There is no 'null' in XQuery, so I am not quite sure what you mean
here. If you ware looking for all values that appear in sequence A and
sequence B, then you can do the following -
$a[. = $b]
I meant null in the SQL sense of outer join - sorry.

I want to drop the things that are in B from A where both B and A are just
sequences of integers. In other words, don't fetch what I've already got.
Post by Adam Retter
Post by Ihe Onwuka
Should one expect bad performance in sequence B is not sorted and can one
expect reasonable performance if it is?
I think that question is very implementation specific. If all of your
data is in RAM, as your dataset is relatively small and these are just
numbers, I would expect performance to be excellent.
I am not sure
Post by Adam Retter
that sorting will make much of a difference, but it depends on the
implementation and how it initiates the search for a false comparison
in a large sequence.
that's good - the nightmare scenario is a O^n2 algorithm if B is not sorted
Ihe Onwuka
2014-09-28 11:55:00 UTC
Permalink
PPS
Post by Adam Retter
Post by Ihe Onwuka
I have sequence A consisting of the numbers 0 to 4000000 and sequnce B
consisting of about 100k random I numbers within the range of sequence
A and
Post by Ihe Onwuka
I want the outer join where sequence B is "null".
There is no 'null' in XQuery, so I am not quite sure what you mean
here. If you ware looking for all values that appear in sequence A and
sequence B, then you can do the following -
$a[. = $b]
Of course that would be $a[not(. = $b)] maybe even $a except $b, I was
asking more on what the performance expectation would be.
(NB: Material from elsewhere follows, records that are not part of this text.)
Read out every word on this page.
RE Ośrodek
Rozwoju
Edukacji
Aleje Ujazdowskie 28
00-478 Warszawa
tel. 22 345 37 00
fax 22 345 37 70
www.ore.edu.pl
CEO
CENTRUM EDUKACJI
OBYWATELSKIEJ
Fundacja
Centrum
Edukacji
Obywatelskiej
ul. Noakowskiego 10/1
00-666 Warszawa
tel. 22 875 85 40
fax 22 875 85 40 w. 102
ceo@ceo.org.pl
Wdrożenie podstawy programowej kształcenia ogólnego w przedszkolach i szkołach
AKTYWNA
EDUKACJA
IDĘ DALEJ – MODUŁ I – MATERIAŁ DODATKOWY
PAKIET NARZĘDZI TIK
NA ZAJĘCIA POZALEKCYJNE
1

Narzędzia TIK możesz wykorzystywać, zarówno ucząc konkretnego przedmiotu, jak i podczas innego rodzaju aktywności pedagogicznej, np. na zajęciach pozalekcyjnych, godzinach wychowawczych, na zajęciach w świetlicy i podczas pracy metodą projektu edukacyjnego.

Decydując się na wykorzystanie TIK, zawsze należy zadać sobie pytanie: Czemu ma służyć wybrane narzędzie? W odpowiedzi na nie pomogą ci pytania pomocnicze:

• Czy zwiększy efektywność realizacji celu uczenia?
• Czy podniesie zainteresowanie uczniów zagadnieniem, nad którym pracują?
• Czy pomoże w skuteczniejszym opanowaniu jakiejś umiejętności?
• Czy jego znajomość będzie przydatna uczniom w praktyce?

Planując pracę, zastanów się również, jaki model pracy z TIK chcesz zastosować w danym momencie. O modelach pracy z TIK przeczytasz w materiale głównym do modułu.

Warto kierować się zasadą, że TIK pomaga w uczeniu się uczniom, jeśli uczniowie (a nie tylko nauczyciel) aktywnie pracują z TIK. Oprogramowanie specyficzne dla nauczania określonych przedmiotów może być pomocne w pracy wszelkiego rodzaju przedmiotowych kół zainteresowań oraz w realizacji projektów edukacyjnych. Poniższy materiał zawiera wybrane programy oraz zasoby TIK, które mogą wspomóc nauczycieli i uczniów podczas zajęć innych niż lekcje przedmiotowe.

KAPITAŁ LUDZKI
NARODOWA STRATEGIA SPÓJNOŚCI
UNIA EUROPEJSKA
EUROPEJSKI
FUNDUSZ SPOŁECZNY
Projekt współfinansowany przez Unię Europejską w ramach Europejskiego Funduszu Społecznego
Pleased that it reasonable to expect it to be fast.
Ihe Onwuka
2014-09-28 11:56:22 UTC
Permalink
Post by Ihe Onwuka
Post by Adam Retter
Post by Ihe Onwuka
I have sequence A consisting of the numbers 0 to 4000000 and sequnce B
consisting of about 100k random I numbers within the range of sequence
A and
Post by Ihe Onwuka
I want the outer join where sequence B is "null".
There is no 'null' in XQuery, so I am not quite sure what you mean
here. If you ware looking for all values that appear in sequence A and
sequence B, then you can do the following -
$a[. = $b]
I meant null in the SQL sense of outer join - sorry.
I want to drop the things that are in B from A where both B and A are just
sequences of integers. In other words, don't fetch what I've already got.
Pah... incorrect snippage in the last post.


Of course that would be $a[not(. = $b)] maybe even $a except $b, I was
asking more on what the performance expectation would be.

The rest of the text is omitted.